HBO is not in the business of backing a losing proposition or inviting scorn. When they made a production deal for Confederate, they had the two writer-producers of the most popular television show in the world pitching it to them. Weiss and Benioff were given the benefit of the doubt by HBO, not the critics, protesters and naysayers. Nor, I suspect, do they want it. They, the other writers and co-producers bear the weight of the responsibility of producing a show that should provoke and confront the deepest and most powerful emotions from us.
What I sense from both you Mr. Coates and you, Ms. Reign, is that you appear angry and afraid; angry that Hollywood is going to screw it up again, afraid that the show is going to be a rallying cry for racists, right wing neo-conservatives and crazy people and angry that the creators of Confederate do not have the interests of minorities at heart.
And I say this: I am afraid of all of those things, too. But you know what I am more afraid of? That if artists and entertainers give into these sorts of protestations, we stifle free speech and artistic freedom to the point where people will go out of their way NOT to take a chance to be innovative, daring or take risks.
I am adamant in saying that we can’t give in to or give any credibility to this sort of fear and loathing. We must confront, overcome and transcend the fears within us. And sometimes, that means going head to head against it, not merely wanting to wish it away.
Those risks, of alienating the public, taking unpopular stances or being outright controversial or just plain wrong come with the territory of creating any art. But those are risks worth taking. That is why we revere the works people who were the risk takers of their times; Mozart, Janis Joplin, James Baldwin, Alice Cooper, Robert Mapplethorpe, Judy Chicago and Misty Copeland. Without the risk of failure, there is no reward and certainly no art worth noting for prosperity.
Frankly, we are damned lucky to have these four veteran writer-producers in charge of this particular high wire act.
And finally, Confederate, and Black America for that matter, are still untold stories right at this moment. Other than the provocative premises of each project, we know less about them than what Jon Snow knew during the first season of Game of Thrones.

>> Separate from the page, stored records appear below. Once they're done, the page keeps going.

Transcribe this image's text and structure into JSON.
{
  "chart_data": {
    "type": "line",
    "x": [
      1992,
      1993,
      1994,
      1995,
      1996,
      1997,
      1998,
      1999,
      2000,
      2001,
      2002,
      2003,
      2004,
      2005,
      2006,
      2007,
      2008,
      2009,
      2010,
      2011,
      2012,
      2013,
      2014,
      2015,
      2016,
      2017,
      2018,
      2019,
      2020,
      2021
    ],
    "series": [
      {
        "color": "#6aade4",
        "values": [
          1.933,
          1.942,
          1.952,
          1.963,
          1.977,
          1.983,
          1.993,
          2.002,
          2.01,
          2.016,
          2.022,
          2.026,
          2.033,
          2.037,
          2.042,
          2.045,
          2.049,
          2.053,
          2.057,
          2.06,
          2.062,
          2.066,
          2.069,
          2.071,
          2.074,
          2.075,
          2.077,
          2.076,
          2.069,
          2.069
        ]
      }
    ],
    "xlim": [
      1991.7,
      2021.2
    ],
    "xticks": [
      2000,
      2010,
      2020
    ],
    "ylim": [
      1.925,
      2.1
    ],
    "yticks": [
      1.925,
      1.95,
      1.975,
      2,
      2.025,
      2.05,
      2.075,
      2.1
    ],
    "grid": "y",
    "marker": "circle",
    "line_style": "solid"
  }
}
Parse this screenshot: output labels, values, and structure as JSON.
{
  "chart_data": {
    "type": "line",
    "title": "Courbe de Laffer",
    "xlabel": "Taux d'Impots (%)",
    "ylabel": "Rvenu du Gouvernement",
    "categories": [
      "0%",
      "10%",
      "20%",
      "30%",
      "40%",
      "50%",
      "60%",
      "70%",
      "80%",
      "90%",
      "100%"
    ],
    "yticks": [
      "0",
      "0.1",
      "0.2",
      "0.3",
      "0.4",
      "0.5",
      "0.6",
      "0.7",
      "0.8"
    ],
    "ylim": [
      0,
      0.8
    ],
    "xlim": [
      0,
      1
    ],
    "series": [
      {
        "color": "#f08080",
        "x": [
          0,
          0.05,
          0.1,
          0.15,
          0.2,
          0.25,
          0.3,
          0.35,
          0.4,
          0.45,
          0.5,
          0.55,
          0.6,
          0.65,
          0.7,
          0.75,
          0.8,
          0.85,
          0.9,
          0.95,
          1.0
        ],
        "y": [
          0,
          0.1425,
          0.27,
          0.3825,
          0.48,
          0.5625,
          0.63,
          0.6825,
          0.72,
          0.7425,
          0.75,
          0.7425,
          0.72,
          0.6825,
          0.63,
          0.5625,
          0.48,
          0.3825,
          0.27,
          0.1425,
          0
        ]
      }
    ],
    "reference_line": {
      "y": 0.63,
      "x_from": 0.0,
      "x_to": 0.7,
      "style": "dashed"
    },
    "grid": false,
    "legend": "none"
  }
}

Since the beginning of humankind, we have always expressed the compulsive desire for parables, tales and stories, either cut from real life or made from the fears and longings of our minds. These stories come in many forms, crime, romance, biography and yes, even fantasy and science fiction.
Speaking for myself, I don’t care for poorly told stories, only well told ones. My only charge to the writers, directors and producers of these projects is this: Make me CARE. Make it MATTER. And most importantly, make me beg to ask, WHAT COMES NEXT?